Her commitment to new music compelled reviewer Pamela Margles to marvel in The WholeNote at how Quilico “creates a special kind of pianistic excitement. Her technique is brilliant and her imagination boundless…above all you feel the fierce conviction that underlies her vision of each composer’s score.” Her latest CDs champion the music of women, including her new CD Global Sirens which features composers from around the world.
For her devotion to Canadian composers, she received both the 2007 Friends of Canadian Music Award from the Canadian Music Centre and Canadian League of Composers, and the 2010 Harry Freedman Recording Award, from the CMC’s Harry Freedman Fund.
Quilico performed and recorded as a duo with the late Jacques Israelievitch after his retirement as TSO concertmaster. Their 2015 Centrediscs CD Fancies & Interludes includes music by the TSO’s Composer Advisor Gary Kulesha and former clarinetist Raymond Luedeke. Volume I and 2 of their complete Mozart violin and piano sonatas, on Fleur de Son, launched in 2016 to enthusiastic reviews. The third of five is due out in 2019.

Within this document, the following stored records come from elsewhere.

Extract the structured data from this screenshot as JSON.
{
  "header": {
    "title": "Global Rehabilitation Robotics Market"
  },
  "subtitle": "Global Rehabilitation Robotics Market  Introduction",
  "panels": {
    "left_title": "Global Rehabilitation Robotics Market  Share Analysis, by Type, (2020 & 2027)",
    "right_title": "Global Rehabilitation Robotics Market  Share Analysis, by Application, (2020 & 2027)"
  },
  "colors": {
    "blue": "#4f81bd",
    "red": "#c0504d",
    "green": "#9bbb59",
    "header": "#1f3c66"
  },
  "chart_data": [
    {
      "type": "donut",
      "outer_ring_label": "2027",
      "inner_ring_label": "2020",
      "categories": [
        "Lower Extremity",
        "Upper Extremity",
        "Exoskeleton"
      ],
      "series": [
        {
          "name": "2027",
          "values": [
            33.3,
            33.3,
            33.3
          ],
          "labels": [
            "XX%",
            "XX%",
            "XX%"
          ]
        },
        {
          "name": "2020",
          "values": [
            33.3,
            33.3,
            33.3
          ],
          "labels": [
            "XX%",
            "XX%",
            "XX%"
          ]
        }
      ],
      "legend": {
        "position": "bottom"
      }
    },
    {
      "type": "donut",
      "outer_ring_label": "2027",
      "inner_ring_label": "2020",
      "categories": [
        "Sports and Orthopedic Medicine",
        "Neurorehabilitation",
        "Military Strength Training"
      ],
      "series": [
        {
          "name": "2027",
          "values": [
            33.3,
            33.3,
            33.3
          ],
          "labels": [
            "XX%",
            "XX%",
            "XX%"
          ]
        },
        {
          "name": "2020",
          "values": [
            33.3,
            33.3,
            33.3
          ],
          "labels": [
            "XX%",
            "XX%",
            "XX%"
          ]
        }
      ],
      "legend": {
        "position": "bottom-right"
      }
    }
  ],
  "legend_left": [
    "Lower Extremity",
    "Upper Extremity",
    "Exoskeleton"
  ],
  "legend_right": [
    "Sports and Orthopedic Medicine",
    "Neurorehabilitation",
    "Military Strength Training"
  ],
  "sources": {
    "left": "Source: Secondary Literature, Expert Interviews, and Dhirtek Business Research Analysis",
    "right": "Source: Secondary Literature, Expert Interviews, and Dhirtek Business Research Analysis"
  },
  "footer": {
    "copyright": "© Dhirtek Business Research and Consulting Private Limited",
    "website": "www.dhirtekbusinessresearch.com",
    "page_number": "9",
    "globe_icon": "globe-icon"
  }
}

In 2017, Quilico performed the music of Michel-Georges Brégent (her first husband) in the 50th anniversary celebrations of Montreal’s Société de Musique Contemporaine du Québec; and launched her Centrediscs Canadian double album, Worlds Apart. She also performed Ann Southam’s Rivers and Glass Houses in Montreal’s La Chapelle de Bon Pasteur.
As a writer and visual artist, Quilico reveals both talents in her book Opera Illustrated: An Artistic Odyssey. She is also author of Mr. Rigoletto: In Conversation with Louis Quilico. (Both titles are issued by Captus Press). She also toured internationally with the late, famed Metropolitan Opera baritone, her second husband; and founded The Christina and Louis Quilico Award to encourage young operatic talent. It is administered by the Ontario Arts Council Foundation, and held under the auspices of the Canadian Opera Company.
She also inspires students as a Full Professor of Piano and Musicology at York University.